Dude that waited on us looked remarkable like Kenan Thompson in the movie Good Burger. So much so that all I said was "dude looks like..." and Jay said "yeah I know." I desperately wanted to get a camera phone picture of him, but I wasn't sure how that would go over if we got caught. I mean, is looking like Kenan a good thing?
(PS - the burgers were really all that and a basket of fries!)
From there we hopped a double decker, open topped bus for a tour of the rest of the City. If we would have had the time, this could have been an all day adventure itself. As it was, we were due to check in our Napa B&B that evening and were more selected when using our "on and off" privilages.
Our first venture off the bus was in Chinatown. I wasn't really impressed, but then again we probably didn't allow ourselves enough time to take it all in.
We made a stop in Union Square because I saw the big H&M sign. I had heard they were a good discount store and I wanted to check it out.
I was sorely disappointed. In my world $30 for a sweater isn't discount.
We got back on and continued our tour. As we went through the Haight/Ashbury district, we saw a huge Goodwill store and decided to go in and take a peak around. This time, we weren't disappointed. I ended up getting a cute pair of gap skinny jeans and a pair of banana republic dress pants for $5. Jay carefully selected two old school t-shirts with local logos.
He probably could have stayed there all night, but we had a bus to catch and it was getting dark. We ended up waiting over 20 minutes for the bus to pick us up, and with each passing moment I grew more and more antsy.
No, you may not run across the street to use the bathroom.
But I gotta go!
No, I'm not risking it.
You're not the boss of me.
Okay so that's now how the conversation really went down, but pretty close. I was too scared to let Jay leave my site. Even more scared at the prospect of missing possibly the last tour bus through the area.
He tried to calm me by telling me that it was just a bunch of pot heads.
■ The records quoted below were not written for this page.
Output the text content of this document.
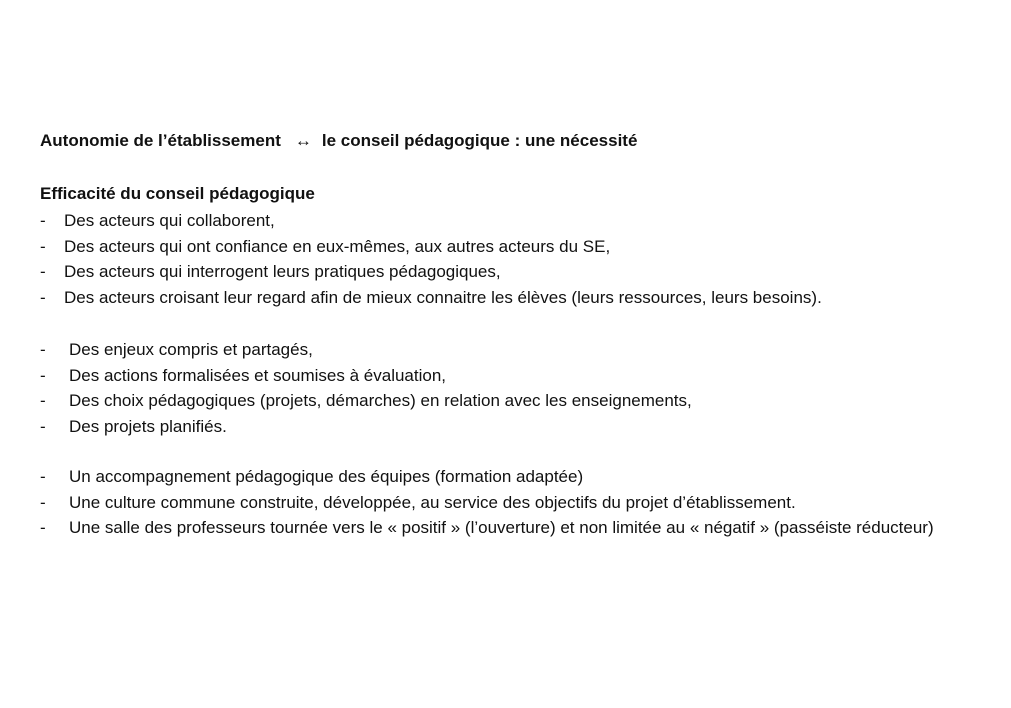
Autonomie de l’établissement ↔ le conseil pédagogique : une nécessité
Efficacité du conseil pédagogique
- Des acteurs qui collaborent,
- Des acteurs qui ont confiance en eux-mêmes, aux autres acteurs du SE,
- Des acteurs qui interrogent leurs pratiques pédagogiques,
- Des acteurs croisant leur regard afin de mieux connaitre les élèves (leurs ressources, leurs besoins).
- Des enjeux compris et partagés,
- Des actions formalisées et soumises à évaluation,
- Des choix pédagogiques (projets, démarches) en relation avec les enseignements,
- Des projets planifiés.
- Un accompagnement pédagogique des équipes (formation adaptée)
- Une culture commune construite, développée, au service des objectifs du projet d’établissement.
- Une salle des professeurs tournée vers le « positif » (l’ouverture) et non limitée au « négatif » (passéiste réducteur)
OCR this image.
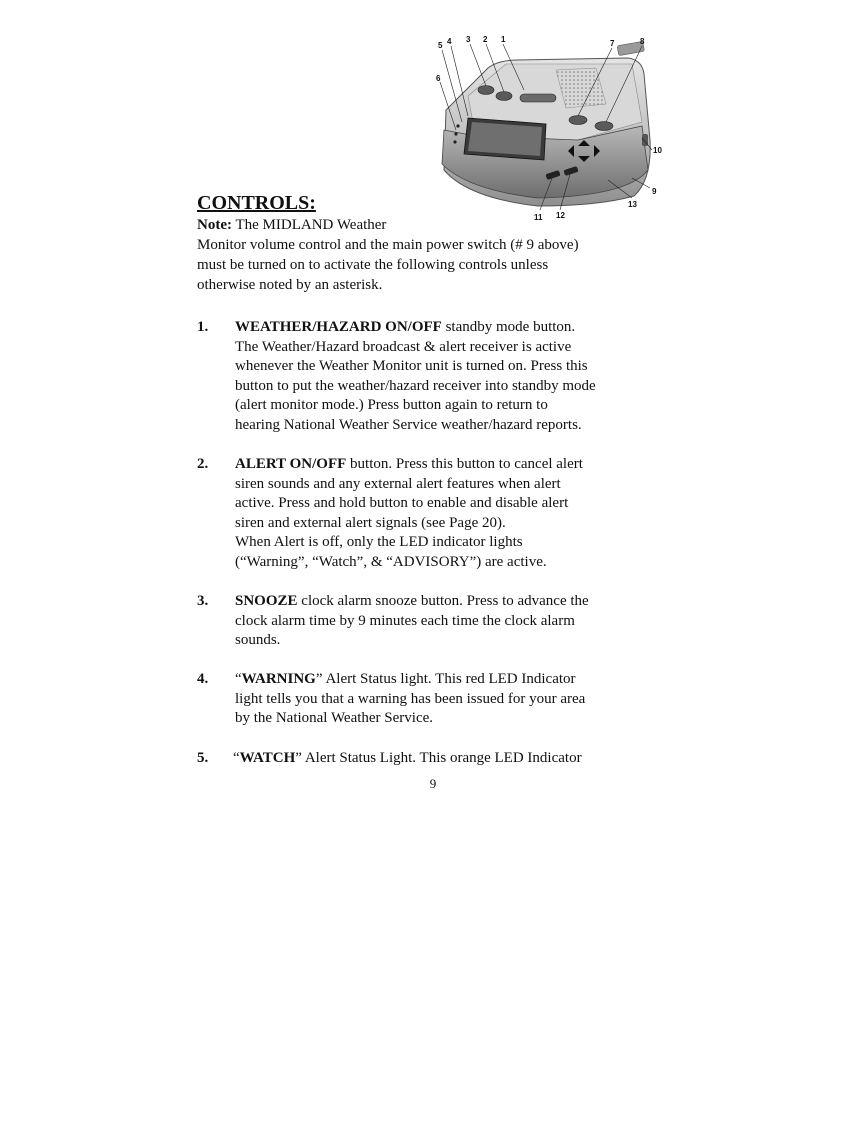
1
2
3
4
5
6
7	8
9
10
11 12
13
CONTROLS:
Note: The MIDLAND Weather
Monitor volume control and the main power switch (# 9 above)
must be turned on to activate the following controls unless
otherwise noted by an asterisk.
1. WEATHER/HAZARD ON/OFF standby mode button.
The Weather/Hazard broadcast & alert receiver is active
whenever the Weather Monitor unit is turned on. Press this
button to put the weather/hazard receiver into standby mode
(alert monitor mode.) Press button again to return to
hearing National Weather Service weather/hazard reports.
2. ALERT ON/OFF button. Press this button to cancel alert
siren sounds and any external alert features when alert
active. Press and hold button to enable and disable alert
siren and external alert signals (see Page 20).
When Alert is off, only the LED indicator lights
(“Warning”, “Watch”, & “ADVISORY”) are active.
3. SNOOZE clock alarm snooze button. Press to advance the
clock alarm time by 9 minutes each time the clock alarm
sounds.
4. “WARNING” Alert Status light. This red LED Indicator
light tells you that a warning has been issued for your area
by the National Weather Service.
5. “WATCH” Alert Status Light. This orange LED Indicator
9
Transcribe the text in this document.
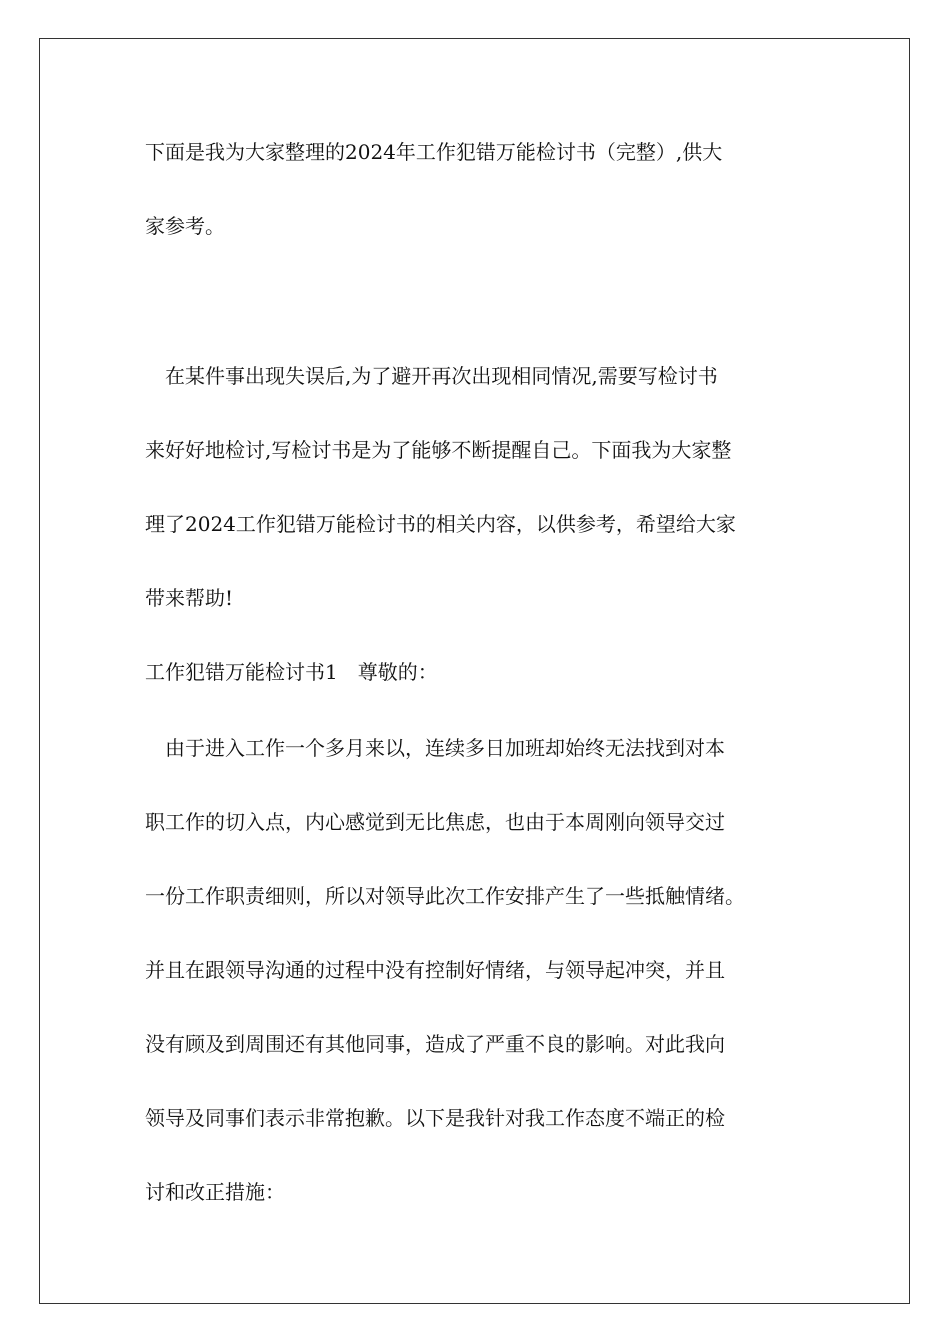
下面是我为大家整理的2024年工作犯错万能检讨书（完整）,供大
家参考。
在某件事出现失误后,为了避开再次出现相同情况,需要写检讨书
来好好地检讨,写检讨书是为了能够不断提醒自己。下面我为大家整
理了2024工作犯错万能检讨书的相关内容，以供参考，希望给大家
带来帮助!
工作犯错万能检讨书1　尊敬的：
由于进入工作一个多月来以，连续多日加班却始终无法找到对本
职工作的切入点，内心感觉到无比焦虑，也由于本周刚向领导交过
一份工作职责细则，所以对领导此次工作安排产生了一些抵触情绪。
并且在跟领导沟通的过程中没有控制好情绪，与领导起冲突，并且
没有顾及到周围还有其他同事，造成了严重不良的影响。对此我向
领导及同事们表示非常抱歉。以下是我针对我工作态度不端正的检
讨和改正措施：
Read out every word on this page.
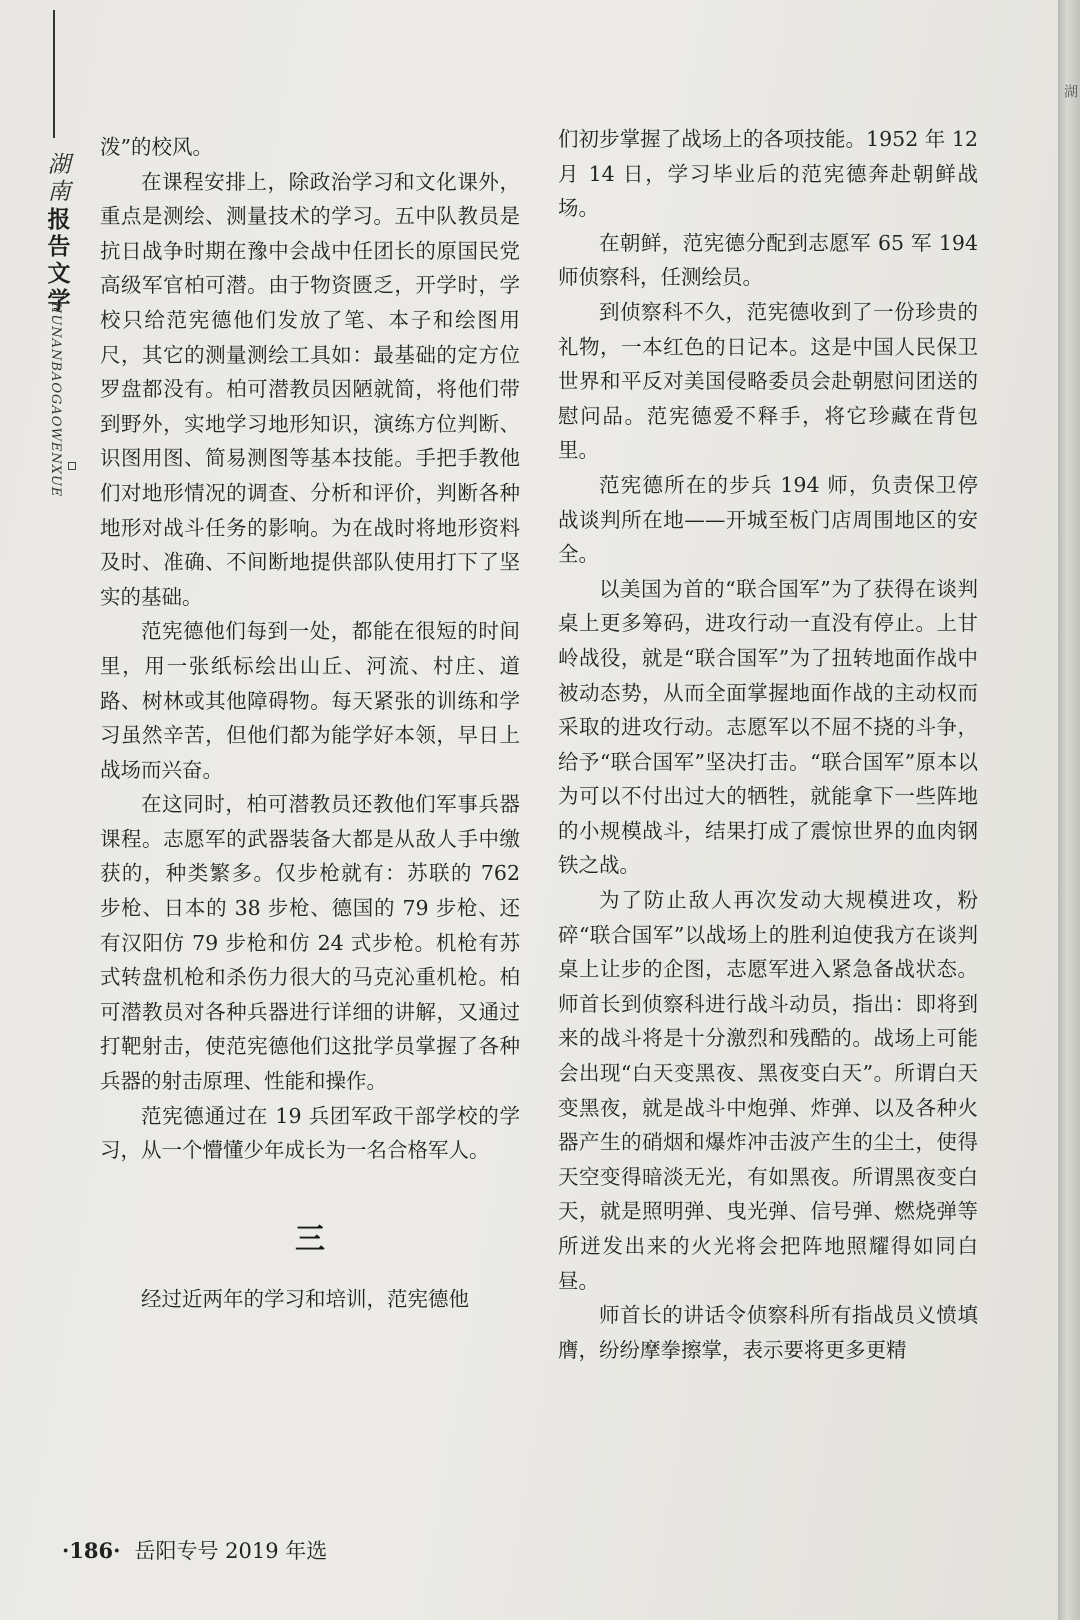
湖
南
报
告
文
学
HUNANBAOGAOWENXUE

泼”的校风。

在课程安排上，除政治学习和文化课外，重点是测绘、测量技术的学习。五中队教员是抗日战争时期在豫中会战中任团长的原国民党高级军官柏可潜。由于物资匮乏，开学时，学校只给范宪德他们发放了笔、本子和绘图用尺，其它的测量测绘工具如：最基础的定方位罗盘都没有。柏可潜教员因陋就简，将他们带到野外，实地学习地形知识，演练方位判断、识图用图、简易测图等基本技能。手把手教他们对地形情况的调查、分析和评价，判断各种地形对战斗任务的影响。为在战时将地形资料及时、准确、不间断地提供部队使用打下了坚实的基础。

范宪德他们每到一处，都能在很短的时间里，用一张纸标绘出山丘、河流、村庄、道路、树林或其他障碍物。每天紧张的训练和学习虽然辛苦，但他们都为能学好本领，早日上战场而兴奋。

在这同时，柏可潜教员还教他们军事兵器课程。志愿军的武器装备大都是从敌人手中缴获的，种类繁多。仅步枪就有：苏联的 762 步枪、日本的 38 步枪、德国的 79 步枪、还有汉阳仿 79 步枪和仿 24 式步枪。机枪有苏式转盘机枪和杀伤力很大的马克沁重机枪。柏可潜教员对各种兵器进行详细的讲解，又通过打靶射击，使范宪德他们这批学员掌握了各种兵器的射击原理、性能和操作。

范宪德通过在 19 兵团军政干部学校的学习，从一个懵懂少年成长为一名合格军人。

三

经过近两年的学习和培训，范宪德他

们初步掌握了战场上的各项技能。1952 年 12 月 14 日，学习毕业后的范宪德奔赴朝鲜战场。

在朝鲜，范宪德分配到志愿军 65 军 194 师侦察科，任测绘员。

到侦察科不久，范宪德收到了一份珍贵的礼物，一本红色的日记本。这是中国人民保卫世界和平反对美国侵略委员会赴朝慰问团送的慰问品。范宪德爱不释手，将它珍藏在背包里。

范宪德所在的步兵 194 师，负责保卫停战谈判所在地——开城至板门店周围地区的安全。

以美国为首的“联合国军”为了获得在谈判桌上更多筹码，进攻行动一直没有停止。上甘岭战役，就是“联合国军”为了扭转地面作战中被动态势，从而全面掌握地面作战的主动权而采取的进攻行动。志愿军以不屈不挠的斗争，给予“联合国军”坚决打击。“联合国军”原本以为可以不付出过大的牺牲，就能拿下一些阵地的小规模战斗，结果打成了震惊世界的血肉钢铁之战。

为了防止敌人再次发动大规模进攻，粉碎“联合国军”以战场上的胜利迫使我方在谈判桌上让步的企图，志愿军进入紧急备战状态。师首长到侦察科进行战斗动员，指出：即将到来的战斗将是十分激烈和残酷的。战场上可能会出现“白天变黑夜、黑夜变白天”。所谓白天变黑夜，就是战斗中炮弹、炸弹、以及各种火器产生的硝烟和爆炸冲击波产生的尘土，使得天空变得暗淡无光，有如黑夜。所谓黑夜变白天，就是照明弹、曳光弹、信号弹、燃烧弹等所迸发出来的火光将会把阵地照耀得如同白昼。

师首长的讲话令侦察科所有指战员义愤填膺，纷纷摩拳擦掌，表示要将更多更精

·186· 岳阳专号 2019 年选
湖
And if anything pot makes you more mild and calm, so no one would bother us. (Excluding of course those offering us a toke.)
When the bus finally arrived, we had it to ourselves. I was cold, but we sat up top any way because the Golden Gate bridge was next on our journey.
Its very difficult to photograph at night. On a moving bus.
Then it was back to our car (heat on full blast) with Napa ahead of us.
After an exhausting day, it was very nice to check into the B&B and find this...
Along with a bottle of champagne and classical music waiting for us.